一手撐著下巴,她都開始替皇帝憂愁起來,有介麽一個敗家兒子,他應該會很頭疼吧,千禧宮的水,正好在這一次,好好的摸摸清楚。

看著鳳月的一只手空了,花想然默默的遞上了一塊鳳梨酥,心裏邊不由的唏噓,太子當年派人給鳳月下毒,她巴巴的用了一年的時間把參與的人員都找了出來,除了他中了毒被鳳月捆在身邊,其它的都不知道去了哪裏,而太子呢,現在又被鳳月嫁禍,想想,他好像是比較幸運的一個。

“還有,趁著這幾天,把朝中的勢力摸摸清楚,省的我們的人一直捋啊捋的,怪浪費錢的。
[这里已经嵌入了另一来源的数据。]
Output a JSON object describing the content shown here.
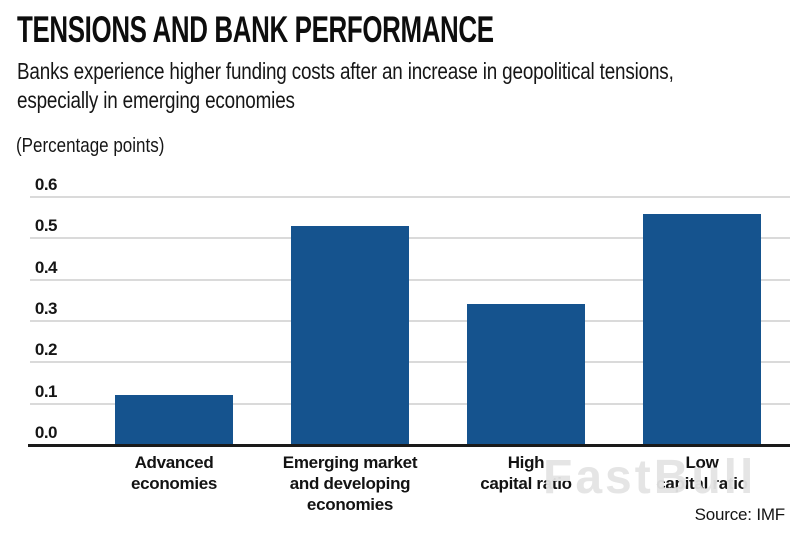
{
  "header": {
    "title": "TENSIONS AND BANK PERFORMANCE",
    "subtitle": "Banks experience higher funding costs after an increase in geopolitical tensions, especially in emerging economies",
    "units_label": "(Percentage points)"
  },
  "chart_data": {
    "type": "bar",
    "title": "TENSIONS AND BANK PERFORMANCE",
    "subtitle": "Banks experience higher funding costs after an increase in geopolitical tensions, especially in emerging economies",
    "ylabel": "(Percentage points)",
    "categories": [
      "Advanced economies",
      "Emerging market and developing economies",
      "High capital ratio",
      "Low capital ratio"
    ],
    "category_lines": [
      [
        "Advanced",
        "economies"
      ],
      [
        "Emerging market",
        "and developing",
        "economies"
      ],
      [
        "High",
        "capital ratio"
      ],
      [
        "Low",
        "capital ratio"
      ]
    ],
    "values": [
      0.12,
      0.53,
      0.34,
      0.56
    ],
    "ylim": [
      0,
      0.6
    ],
    "yticks": [
      0.0,
      0.1,
      0.2,
      0.3,
      0.4,
      0.5,
      0.6
    ],
    "ytick_labels": [
      "0.0",
      "0.1",
      "0.2",
      "0.3",
      "0.4",
      "0.5",
      "0.6"
    ],
    "grid": true,
    "legend": false,
    "bar_color": "#15538E"
  },
  "footer": {
    "source": "Source: IMF"
  },
  "watermark": "FastBull",
  "colors": {
    "bar": "#15538E",
    "gridline": "#DADADA",
    "axis": "#1A1A1A",
    "text": "#111111",
    "watermark": "#E4E4E4"
  }
}
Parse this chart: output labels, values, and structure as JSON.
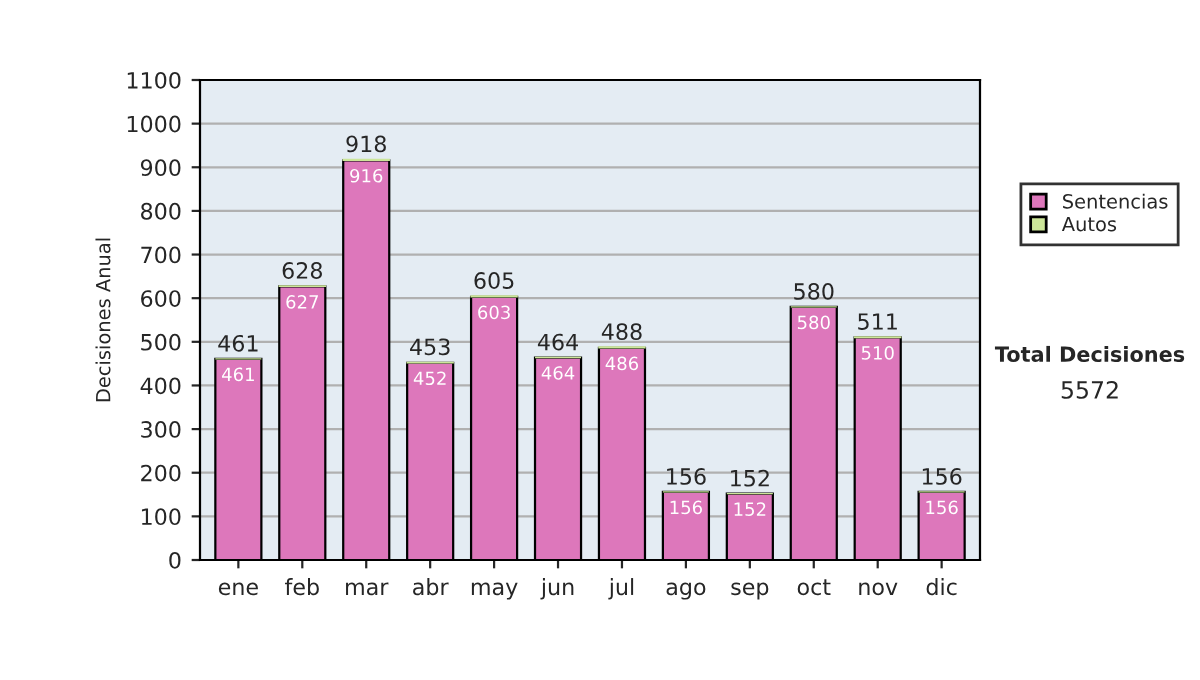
{
  "chart_data": {
    "type": "bar",
    "stacked": true,
    "ylabel": "Decisiones Anual",
    "categories": [
      "ene",
      "feb",
      "mar",
      "abr",
      "may",
      "jun",
      "jul",
      "ago",
      "sep",
      "oct",
      "nov",
      "dic"
    ],
    "series": [
      {
        "name": "Sentencias",
        "color": "#dd77bb",
        "values": [
          461,
          627,
          916,
          452,
          603,
          464,
          486,
          156,
          152,
          580,
          510,
          156
        ],
        "value_labels": [
          "461",
          "627",
          "916",
          "452",
          "603",
          "464",
          "486",
          "156",
          "152",
          "580",
          "510",
          "156"
        ]
      },
      {
        "name": "Autos",
        "color": "#cce699",
        "values": [
          0,
          1,
          2,
          1,
          2,
          0,
          2,
          0,
          0,
          0,
          1,
          0
        ]
      }
    ],
    "totals": [
      "461",
      "628",
      "918",
      "453",
      "605",
      "464",
      "488",
      "156",
      "152",
      "580",
      "511",
      "156"
    ],
    "ylim": [
      0,
      1100
    ],
    "yticks": [
      0,
      100,
      200,
      300,
      400,
      500,
      600,
      700,
      800,
      900,
      1000,
      1100
    ],
    "grid": "y",
    "legend": "right",
    "annotations": [
      "Total Decisiones",
      "5572"
    ]
  }
}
”

托著腮幫子做沈思狀,鳳月忽然間發現,自己這個想法很好,又省了一大筆情報費,她的經濟頭腦實在是太好了一點。

整了半天,原來最大的重點還是在這裏!

花想然和風樓幾個,你看看我,我看看你,都在對方的眼裏看到了同樣的光芒和讚同的眼神。

之前風樓一直以為,鳳月這是為了讓姬陰打消對她的顧慮,現在呢,又是禍水東引,家夥太子,陷害謀臣,順帶著理清朝廷中的關系網,這是一箭三雕啊!

“主子,我……”風樓開口想要和鳳月說說最近剛剛查到的一件事情,卻是被驚鴻生生的打斷了,他幾乎是跑著進來的,氣喘籲籲的,直接就趴在了風樓的肩膀上面。

“你小子是怎麽了,大白天的,活見了鬼了?”花想然好笑的看著他,倒了杯茶給驚鴻遞了上去,好讓他壓驚。

一連灌了三五杯的茶水,驚鴻才緩過起來,“主子,我們買通的那個綁匪被,被人給抓了。”

“哦,什麽人可以從你的手上把人給劫走?”鳳月挑眉,聽不出脾氣來。

驚鴻嘆了口氣,恨恨的說道,“是聽風。”

他本來打算等老漢把人帶回去之後,就把那綁匪給殺了的,卻沒有想到半路殺出來個聽風,跟他纏鬥了半天,他還是輸了半招,人被劫走了,他現在毀的腸子都青了,就差了那麽一點點。

劃擦,又是姬陰這貨!鳳月就差一口老血直接吐了出來,她已經讓人緊趕慢趕的把消息給散布出去了,結果還是慢了一步。